Opinions

Joe Biden’s inconsistent stance on inflation exposed by autoworkers’ strike



We shouldn’t be too surprised that 13,000 United Auto Workers went on strike last week and thousands more may soon join them on the picket lines. Although strikes are still rare compared with the labor unrest in the 1960s and 1970s, the number of major work stoppages is up by more than 50% over recent trends. And 2023 has seen another upward spike, with the number of workdays lost to strikes last month reaching the highest level in 20 years.

A major reason for this labor turmoil is clear: Bidenflation. Union workers are agitated by the impact of inflation on their real take-home pay. The UAW complains the near-17% increase in prices since January 2021 is “hammering” its members. The union calculated that if autoworker wages had kept pace with the cost of living, workers would be earning $3.71 more per hour or $7,700 more each year. These real wage losses are in stark comparison with the Trump years, when real median household income rose by more than $6,000.

(Of course, UAW chief Shawn Fain’s complaints about the rise in the cost of living are a little hypocritical given that the union’s brass supported almost all President Joe Biden’s trillions of dollars of debt spending that triggered the inflation in the first place.)

To compensate for two years of real wage losses under Biden, the UAW is demanding a more than 30% pay raise over four years, a cost-of-living adjustment to protect against inflation, and a 32-hour work week. We haven’t seen these kinds of militant demands from unions since the Jimmy Carter years. Ironically, Biden has been running around the country boasting he is “the most pro-union president” in “American history.” True, the labor bosses love him. But rank-and-file blue-collar members? Biden has been their worst enemy. Most of these workers have made no gains, and most are poorer because of high gas, food, utility, travel, medical, housing, school tuition, and restaurant prices.

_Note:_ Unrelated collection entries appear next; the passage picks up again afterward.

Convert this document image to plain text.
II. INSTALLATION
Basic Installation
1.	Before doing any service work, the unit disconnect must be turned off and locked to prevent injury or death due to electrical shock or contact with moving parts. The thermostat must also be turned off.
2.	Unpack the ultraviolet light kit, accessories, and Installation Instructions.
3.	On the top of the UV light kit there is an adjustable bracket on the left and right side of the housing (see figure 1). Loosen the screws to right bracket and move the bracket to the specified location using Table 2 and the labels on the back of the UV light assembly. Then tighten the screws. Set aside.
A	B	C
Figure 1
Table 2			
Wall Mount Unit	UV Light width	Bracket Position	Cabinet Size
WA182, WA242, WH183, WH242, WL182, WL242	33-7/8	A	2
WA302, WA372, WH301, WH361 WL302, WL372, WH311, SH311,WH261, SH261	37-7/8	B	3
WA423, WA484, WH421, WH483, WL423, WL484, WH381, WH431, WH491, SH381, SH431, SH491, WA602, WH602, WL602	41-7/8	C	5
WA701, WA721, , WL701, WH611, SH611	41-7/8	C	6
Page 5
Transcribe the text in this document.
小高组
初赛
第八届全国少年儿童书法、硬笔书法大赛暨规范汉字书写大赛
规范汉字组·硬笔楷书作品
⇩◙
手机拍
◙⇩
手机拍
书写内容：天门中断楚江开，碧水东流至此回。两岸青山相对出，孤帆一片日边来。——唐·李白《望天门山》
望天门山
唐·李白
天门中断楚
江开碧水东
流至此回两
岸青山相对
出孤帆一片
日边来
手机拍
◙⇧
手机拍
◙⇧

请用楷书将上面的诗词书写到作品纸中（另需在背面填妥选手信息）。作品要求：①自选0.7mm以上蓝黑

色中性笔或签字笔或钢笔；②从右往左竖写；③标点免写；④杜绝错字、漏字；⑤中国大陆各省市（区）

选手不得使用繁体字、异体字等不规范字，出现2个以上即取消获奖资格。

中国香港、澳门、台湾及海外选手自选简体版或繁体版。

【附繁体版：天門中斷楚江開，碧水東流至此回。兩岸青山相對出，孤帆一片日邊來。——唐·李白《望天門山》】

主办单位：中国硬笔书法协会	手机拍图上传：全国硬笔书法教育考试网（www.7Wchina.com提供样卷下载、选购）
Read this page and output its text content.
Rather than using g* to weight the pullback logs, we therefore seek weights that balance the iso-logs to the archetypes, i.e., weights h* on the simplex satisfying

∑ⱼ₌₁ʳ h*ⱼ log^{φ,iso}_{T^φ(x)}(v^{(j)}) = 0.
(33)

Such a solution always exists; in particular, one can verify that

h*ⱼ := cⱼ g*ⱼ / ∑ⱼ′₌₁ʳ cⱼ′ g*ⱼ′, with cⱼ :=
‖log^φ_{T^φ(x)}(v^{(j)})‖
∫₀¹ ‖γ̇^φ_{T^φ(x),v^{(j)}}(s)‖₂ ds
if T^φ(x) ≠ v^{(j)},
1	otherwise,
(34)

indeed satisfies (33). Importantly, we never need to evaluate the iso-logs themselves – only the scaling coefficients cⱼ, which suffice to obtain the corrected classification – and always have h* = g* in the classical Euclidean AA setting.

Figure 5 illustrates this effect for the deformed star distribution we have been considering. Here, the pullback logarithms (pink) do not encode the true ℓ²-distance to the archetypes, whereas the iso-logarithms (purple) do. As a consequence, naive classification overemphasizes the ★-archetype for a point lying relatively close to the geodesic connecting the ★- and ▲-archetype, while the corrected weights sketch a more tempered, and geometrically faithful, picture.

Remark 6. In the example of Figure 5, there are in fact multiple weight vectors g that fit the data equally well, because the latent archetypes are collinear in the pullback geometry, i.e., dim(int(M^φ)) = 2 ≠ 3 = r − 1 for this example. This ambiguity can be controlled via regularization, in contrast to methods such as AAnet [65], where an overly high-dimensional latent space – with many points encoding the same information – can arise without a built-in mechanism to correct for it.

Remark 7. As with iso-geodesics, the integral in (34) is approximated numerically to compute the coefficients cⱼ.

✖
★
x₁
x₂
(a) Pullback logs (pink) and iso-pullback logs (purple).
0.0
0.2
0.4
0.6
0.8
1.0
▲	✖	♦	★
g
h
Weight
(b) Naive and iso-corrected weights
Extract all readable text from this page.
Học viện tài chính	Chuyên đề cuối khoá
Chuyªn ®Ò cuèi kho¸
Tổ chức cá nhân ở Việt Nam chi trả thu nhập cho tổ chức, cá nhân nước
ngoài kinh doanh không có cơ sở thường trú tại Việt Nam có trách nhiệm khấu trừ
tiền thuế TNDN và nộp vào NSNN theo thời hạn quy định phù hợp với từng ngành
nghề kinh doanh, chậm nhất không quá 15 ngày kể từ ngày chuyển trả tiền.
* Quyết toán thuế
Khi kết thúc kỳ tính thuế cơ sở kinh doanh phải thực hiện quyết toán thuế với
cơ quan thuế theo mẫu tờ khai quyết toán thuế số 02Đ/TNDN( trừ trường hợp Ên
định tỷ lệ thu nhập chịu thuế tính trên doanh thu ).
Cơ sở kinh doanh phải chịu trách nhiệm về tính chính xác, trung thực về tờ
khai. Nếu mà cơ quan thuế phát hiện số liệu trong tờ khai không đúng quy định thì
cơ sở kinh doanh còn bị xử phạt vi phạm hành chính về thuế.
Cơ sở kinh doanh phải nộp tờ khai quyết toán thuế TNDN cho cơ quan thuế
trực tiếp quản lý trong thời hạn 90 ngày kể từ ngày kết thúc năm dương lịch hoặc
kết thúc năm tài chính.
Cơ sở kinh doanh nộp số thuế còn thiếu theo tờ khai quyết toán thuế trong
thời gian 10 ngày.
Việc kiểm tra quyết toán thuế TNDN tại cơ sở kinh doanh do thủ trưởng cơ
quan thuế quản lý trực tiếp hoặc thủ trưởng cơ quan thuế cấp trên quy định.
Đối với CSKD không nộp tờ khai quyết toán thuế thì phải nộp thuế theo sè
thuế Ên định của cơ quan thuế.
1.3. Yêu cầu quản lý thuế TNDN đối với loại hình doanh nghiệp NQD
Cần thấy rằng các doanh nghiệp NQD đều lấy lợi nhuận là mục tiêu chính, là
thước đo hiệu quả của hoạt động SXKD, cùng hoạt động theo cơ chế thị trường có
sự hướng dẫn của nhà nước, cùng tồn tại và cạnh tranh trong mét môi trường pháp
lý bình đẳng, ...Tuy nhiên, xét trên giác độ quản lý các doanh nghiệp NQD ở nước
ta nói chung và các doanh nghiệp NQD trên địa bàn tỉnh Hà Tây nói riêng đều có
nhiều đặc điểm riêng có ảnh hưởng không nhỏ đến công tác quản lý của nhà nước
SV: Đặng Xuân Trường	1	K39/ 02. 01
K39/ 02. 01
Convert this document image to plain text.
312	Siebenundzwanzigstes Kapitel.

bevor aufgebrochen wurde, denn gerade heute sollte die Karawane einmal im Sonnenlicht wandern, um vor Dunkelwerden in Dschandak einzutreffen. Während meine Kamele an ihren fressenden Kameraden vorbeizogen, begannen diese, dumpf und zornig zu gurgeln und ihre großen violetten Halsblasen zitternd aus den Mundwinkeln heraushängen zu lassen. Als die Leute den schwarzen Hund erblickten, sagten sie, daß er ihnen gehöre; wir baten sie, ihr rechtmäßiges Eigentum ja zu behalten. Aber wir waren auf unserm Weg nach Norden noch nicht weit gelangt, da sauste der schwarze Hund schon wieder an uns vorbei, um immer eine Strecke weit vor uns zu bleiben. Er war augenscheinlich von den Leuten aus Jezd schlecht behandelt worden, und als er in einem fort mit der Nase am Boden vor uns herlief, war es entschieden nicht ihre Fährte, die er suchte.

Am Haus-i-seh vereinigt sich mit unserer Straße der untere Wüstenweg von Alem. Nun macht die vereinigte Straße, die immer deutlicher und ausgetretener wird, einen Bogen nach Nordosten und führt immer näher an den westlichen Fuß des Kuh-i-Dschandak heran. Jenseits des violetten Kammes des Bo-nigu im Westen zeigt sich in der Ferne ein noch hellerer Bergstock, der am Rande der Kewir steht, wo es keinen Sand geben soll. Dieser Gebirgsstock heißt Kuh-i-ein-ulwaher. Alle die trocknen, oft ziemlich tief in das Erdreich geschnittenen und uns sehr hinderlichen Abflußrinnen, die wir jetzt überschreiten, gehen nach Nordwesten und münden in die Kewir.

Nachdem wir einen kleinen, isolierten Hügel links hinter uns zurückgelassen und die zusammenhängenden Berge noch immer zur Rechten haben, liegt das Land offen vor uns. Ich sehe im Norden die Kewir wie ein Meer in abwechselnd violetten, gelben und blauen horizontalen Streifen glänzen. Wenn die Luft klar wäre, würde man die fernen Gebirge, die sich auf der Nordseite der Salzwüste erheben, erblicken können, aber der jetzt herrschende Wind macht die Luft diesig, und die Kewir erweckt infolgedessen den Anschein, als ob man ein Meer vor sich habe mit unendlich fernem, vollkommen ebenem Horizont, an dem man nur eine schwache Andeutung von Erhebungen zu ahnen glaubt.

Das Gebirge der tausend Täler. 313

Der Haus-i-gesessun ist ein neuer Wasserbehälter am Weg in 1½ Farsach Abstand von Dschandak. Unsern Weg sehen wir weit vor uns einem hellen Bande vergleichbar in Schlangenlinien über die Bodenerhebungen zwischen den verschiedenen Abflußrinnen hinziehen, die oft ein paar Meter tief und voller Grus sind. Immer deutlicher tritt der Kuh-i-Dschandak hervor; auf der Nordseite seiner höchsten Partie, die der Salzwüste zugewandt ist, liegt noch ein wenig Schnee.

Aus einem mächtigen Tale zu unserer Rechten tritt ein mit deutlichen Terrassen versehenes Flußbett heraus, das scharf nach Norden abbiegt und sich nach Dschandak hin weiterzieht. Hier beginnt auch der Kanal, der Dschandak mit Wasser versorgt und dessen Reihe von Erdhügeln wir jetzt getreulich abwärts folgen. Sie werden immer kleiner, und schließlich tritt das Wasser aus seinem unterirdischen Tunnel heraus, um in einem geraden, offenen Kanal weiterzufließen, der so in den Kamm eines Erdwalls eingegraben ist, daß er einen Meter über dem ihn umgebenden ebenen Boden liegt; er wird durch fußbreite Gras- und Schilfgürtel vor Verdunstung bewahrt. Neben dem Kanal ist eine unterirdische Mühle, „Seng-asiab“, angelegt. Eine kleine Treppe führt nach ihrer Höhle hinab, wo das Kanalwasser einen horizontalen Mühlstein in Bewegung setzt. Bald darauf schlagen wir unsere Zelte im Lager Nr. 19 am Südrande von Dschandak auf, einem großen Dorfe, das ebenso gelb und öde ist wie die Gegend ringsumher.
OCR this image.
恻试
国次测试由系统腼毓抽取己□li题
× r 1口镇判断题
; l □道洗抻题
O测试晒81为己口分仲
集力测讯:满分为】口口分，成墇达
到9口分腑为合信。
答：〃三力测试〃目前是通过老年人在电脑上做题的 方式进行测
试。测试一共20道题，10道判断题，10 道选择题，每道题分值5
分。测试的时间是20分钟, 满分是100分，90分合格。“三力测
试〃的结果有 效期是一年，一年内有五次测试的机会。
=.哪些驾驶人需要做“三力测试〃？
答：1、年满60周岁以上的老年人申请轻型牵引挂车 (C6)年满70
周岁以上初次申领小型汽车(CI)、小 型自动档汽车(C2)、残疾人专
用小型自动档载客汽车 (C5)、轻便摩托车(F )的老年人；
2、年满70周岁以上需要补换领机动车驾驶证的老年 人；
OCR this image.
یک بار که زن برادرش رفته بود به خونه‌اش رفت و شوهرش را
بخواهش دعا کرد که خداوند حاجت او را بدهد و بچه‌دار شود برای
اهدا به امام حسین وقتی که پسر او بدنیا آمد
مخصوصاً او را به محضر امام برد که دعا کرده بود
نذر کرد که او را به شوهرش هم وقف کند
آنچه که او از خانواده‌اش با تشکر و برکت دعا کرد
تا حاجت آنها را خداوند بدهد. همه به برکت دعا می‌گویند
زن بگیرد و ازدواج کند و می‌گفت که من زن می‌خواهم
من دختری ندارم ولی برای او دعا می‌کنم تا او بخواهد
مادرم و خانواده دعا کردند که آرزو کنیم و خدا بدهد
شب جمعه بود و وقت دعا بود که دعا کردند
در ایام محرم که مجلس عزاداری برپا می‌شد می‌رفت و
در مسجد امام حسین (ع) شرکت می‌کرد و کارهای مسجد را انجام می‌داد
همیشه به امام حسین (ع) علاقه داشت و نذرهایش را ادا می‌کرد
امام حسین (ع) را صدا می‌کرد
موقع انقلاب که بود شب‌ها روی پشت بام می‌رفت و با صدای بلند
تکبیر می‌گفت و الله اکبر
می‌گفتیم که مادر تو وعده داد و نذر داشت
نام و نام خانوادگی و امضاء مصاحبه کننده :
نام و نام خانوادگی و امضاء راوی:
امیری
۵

What we are seeing is a replay of what happened in the late 1960s, the 1970s, and through the early 1980s. Annual inflation rose under Lyndon Johnson, Richard Nixon, Gerald Ford, and Carter from 6% to 8% to even 11% over these years — and the number of union strikes soared. History proves that when inflation runs amok and the dollar loses value, there’s more labor unrest. Annual inflation spiked to 7.9% for 1951, and a record 470 strikes occurred the next year. In the late 1960s, inflation rose to 5.4%, and the number of strikes rose above 400. Strike levels remained that high throughout the 1970s and early 1980s as inflation hit a high of more than 10%. But almost magically, when inflation fell from 11% to 3.5% by 1983 in the Reagan/Volcker years and as real wages began to climb, the number of strikes fell. For the next several decades, as the dollar remained stable in value, strikes became rare. Studies have found a statistical basis for this assessment: High inflation is associated with more workers walking off the job.

The low-inflation era ended when Donald Trump left office with a tame 1.5% consumer price index. Eighteen months later, it spiked to 9.1%. These turbulent inflation numbers have only inflamed union-worker angst over the future. When prices are predictable, it is much easier for unions and corporate management to negotiate mutually agreeable contracts on wage increases. Given the wild swings in inflation of late, who knows where prices are headed over the next four years? The two sides are negotiating in the dark.

The recent spike in gas prices isn’t helping assure unions the inflation curse is behind us. The other day Biden referred to his predecessor as “Donald Hoover Trump.” But every day that goes by, the man in the White House is looking more and more like Joe Carter Biden.

Stephen Moore is a senior fellow in economics at the Heritage Foundation and a co-founder of the Committee to Unleash Prosperity.